For this project I took my drawing tablet from under the dust, but a mouse or trackpad will work fine.

Look at the pictures for the instructions.

  • Set the grid at the average size you want your puzzle pieces to guide you.
  • The first step is the outer border of the puzzle. This is also the first trick. I've made the 'square' nog fully square, and it is also not exactly straight, so the puzzle will only fit in one way.
  • Finally I slightly curved two edges to make it even harder to fit the puzzle in.

Step 2: Corners and Edges

I design the puzzle first in black for easy designing and only change it to thin red lines for the laser when I am finished.

  • An experienced puzzler will start with the corners, so I will add a fifth corner somewhere in the middle of the puzzle.
  • The next pieces that a puzzler will go for are the edge pieces, so I make sure dat some of the edge pieces look like they belong in the middle.
  • To make it even harder I will also copy some sides of pieces so they will fit to the wrong pieces as well as the right piece.

Step 3: Clean It Up

When the whole puzzle is designed, I change the lines in the red thin cutting lines for the laser.

  • Zoom in to see the details.
  • Make the teeth of the pieces smooth. (don't change the copied pieces or they won't fit to each other anymore)
  • Make sure that all lines connect.
  • I also added tekst that didn't line up, to make it even harder to solve the puzzle.

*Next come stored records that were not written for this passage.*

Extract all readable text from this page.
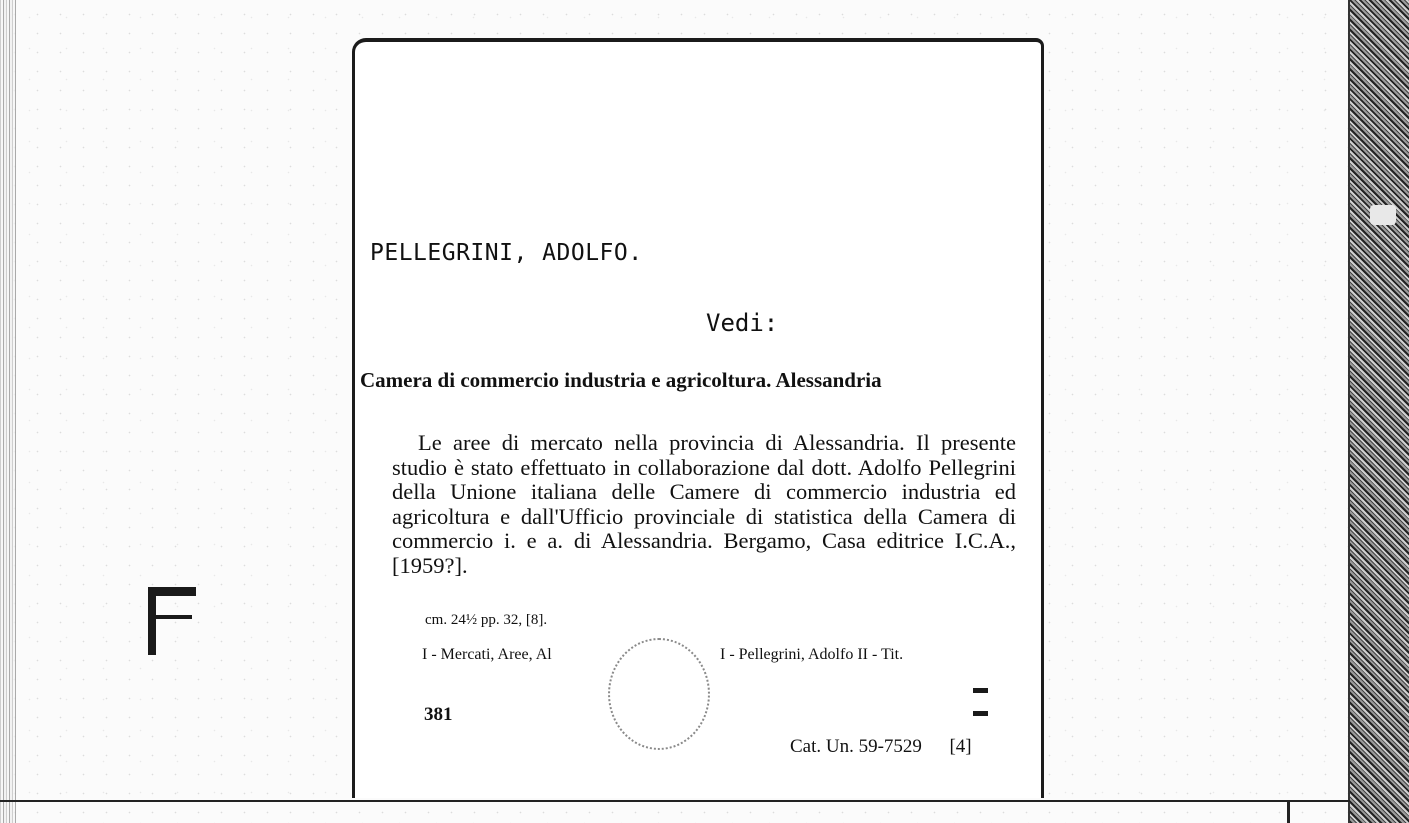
PELLEGRINI, ADOLFO.
Vedi:
Camera di commercio industria e agricoltura. Alessandria
Le aree di mercato nella provincia di Alessandria. Il presente studio è stato effettuato in collaborazione dal dott. Adolfo Pellegrini della Unione italiana delle Camere di commercio industria ed agricoltura e dall'Ufficio provinciale di statistica della Camera di commercio i. e a. di Alessandria. Bergamo, Casa editrice I.C.A., [1959?].
cm. 24½ pp. 32, [8].
I - Mercati, Aree, Al	I - Pellegrini, Adolfo II - Tit.
381
Cat. Un. 59-7529 [4]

Because to me the fun is in the designing, I didn't include the designs this time, to challenge you to design your own. (OK, after a request from Bill, I did add the design after all)

Step 4: Laser

  • Before going to the laser, I taped both sides of the acrylic to get a clean cut.
  • To retrieve all the small pieces easily from the laser cutter, I put some packing tape on top, so the pieces can't fall in the crumble tray.
  • Also cut from an other color of acrylic, just the outer dimensions for the under layer of the puzzle.

Step 5: Remove the Tape

By far the most work is the removal of the tape. (if someone has a really good method for it, please let me know)

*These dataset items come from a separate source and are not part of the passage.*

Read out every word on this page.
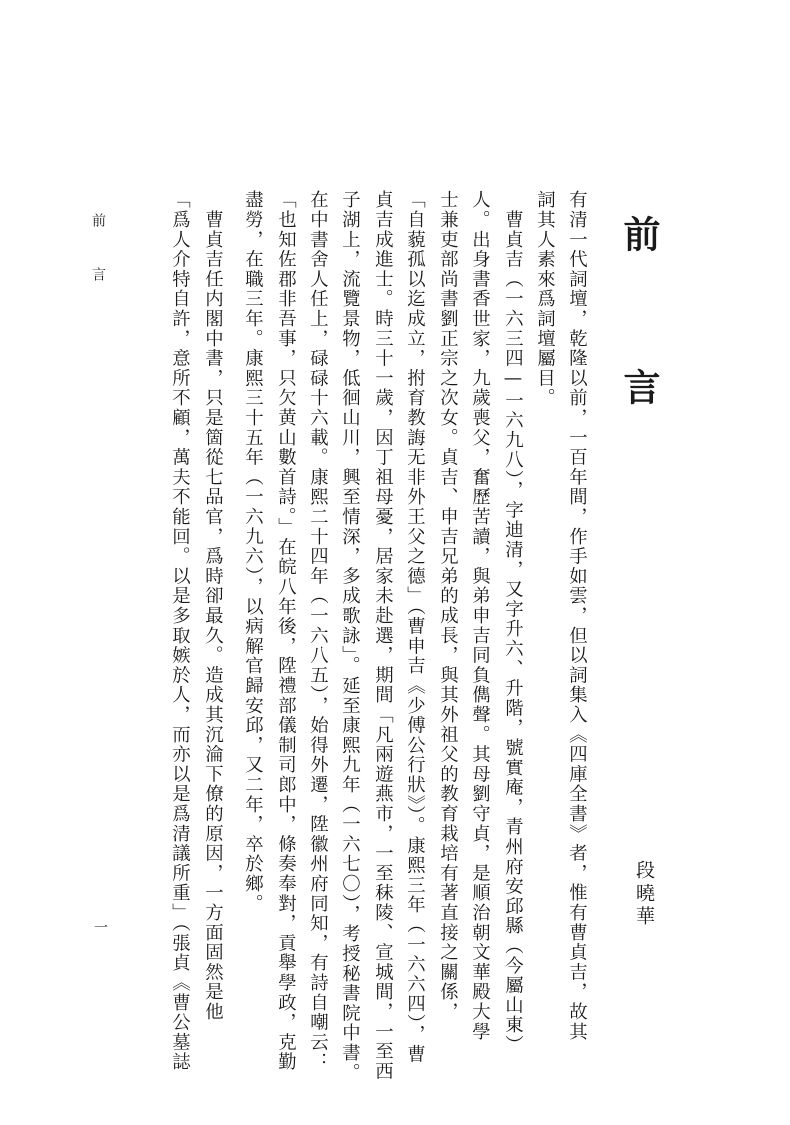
前 言
段曉華
有清一代詞壇，乾隆以前，一百年間，作手如雲，但以詞集入《四庫全書》者，惟有曹貞吉，故其
詞其人素來爲詞壇屬目。
　曹貞吉（一六三四—一六九八），字迪清，又字升六、升階，號實庵，青州府安邱縣（今屬山東）
人。出身書香世家，九歲喪父，奮歷苦讀，與弟申吉同負儁聲。其母劉守貞，是順治朝文華殿大學
士兼吏部尚書劉正宗之次女。貞吉、申吉兄弟的成長，與其外祖父的教育栽培有著直接之關係，
「自藐孤以迄成立，拊育教誨无非外王父之德」（曹申吉《少傅公行狀》）。康熙三年（一六六四），曹
貞吉成進士。時三十一歲，因丁祖母憂，居家未赴選，期間「凡兩遊燕市，一至秣陵、宣城間，一至西
子湖上，流覽景物，低徊山川，興至情深，多成歌詠」。延至康熙九年（一六七〇），考授秘書院中書。
在中書舍人任上，碌碌十六載。康熙二十四年（一六八五），始得外遷，陞徽州府同知，有詩自嘲云：
「也知佐郡非吾事，只欠黄山數首詩。」在皖八年後，陞禮部儀制司郎中，條奏奉對，貢舉學政，克勤
盡勞，在職三年。康熙三十五年（一六九六），以病解官歸安邱，又二年，卒於鄉。
　曹貞吉任内閣中書，只是箇從七品官，爲時卻最久。造成其沉淪下僚的原因，一方面固然是他
「爲人介特自許，意所不顧，萬夫不能回。以是多取嫉於人，而亦以是爲清議所重」（張貞《曹公墓誌
前 言
一
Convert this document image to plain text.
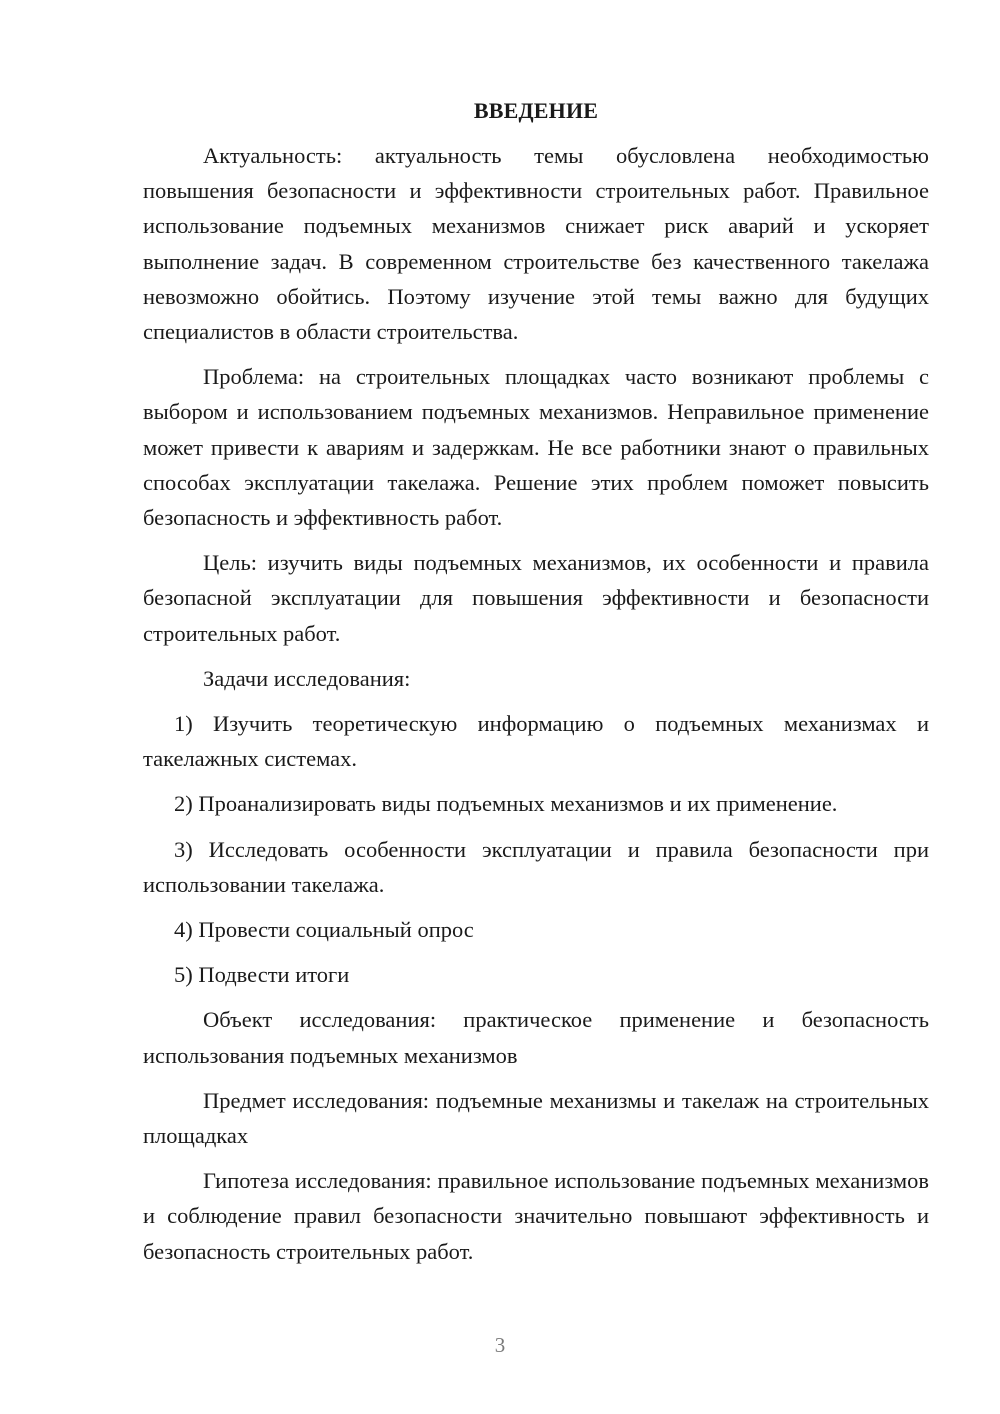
ВВЕДЕНИЕ

Актуальность: актуальность темы обусловлена необходимостью повышения безопасности и эффективности строительных работ. Правильное использование подъемных механизмов снижает риск аварий и ускоряет выполнение задач. В современном строительстве без качественного такелажа невозможно обойтись. Поэтому изучение этой темы важно для будущих специалистов в области строительства.

Проблема: на строительных площадках часто возникают проблемы с выбором и использованием подъемных механизмов. Неправильное применение может привести к авариям и задержкам. Не все работники знают о правильных способах эксплуатации такелажа. Решение этих проблем поможет повысить безопасность и эффективность работ.

Цель: изучить виды подъемных механизмов, их особенности и правила безопасной эксплуатации для повышения эффективности и безопасности строительных работ.

Задачи исследования:

1) Изучить теоретическую информацию о подъемных механизмах и такелажных системах.

2) Проанализировать виды подъемных механизмов и их применение.

3) Исследовать особенности эксплуатации и правила безопасности при использовании такелажа.

4) Провести социальный опрос

5) Подвести итоги

Объект исследования: практическое применение и безопасность использования подъемных механизмов

Предмет исследования: подъемные механизмы и такелаж на строительных площадках

Гипотеза исследования: правильное использование подъемных механизмов и соблюдение правил безопасности значительно повышают эффективность и безопасность строительных работ.

3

  • Glue the outer border on the under layer. Make sure to have both pieces the right way, because the square isn't square, remember?!
  • Put something heavy on top to let it dry.

Step 6: Make a Box

I've also made a box for it and wanted to show it to you, just to show off.

Step 7: Start Puzzling

It took some very bright kids 10 minutes to finish the easy, 26 piece puzzle. It took my mum more than half an hour.

We haven't tried the 29 pieces hard one yet, but we will be soon.

I've found out that I am not the first one to design a puzzle like this so if you want to buy one and you are not from the Netherlands you must be able to find it somewhere.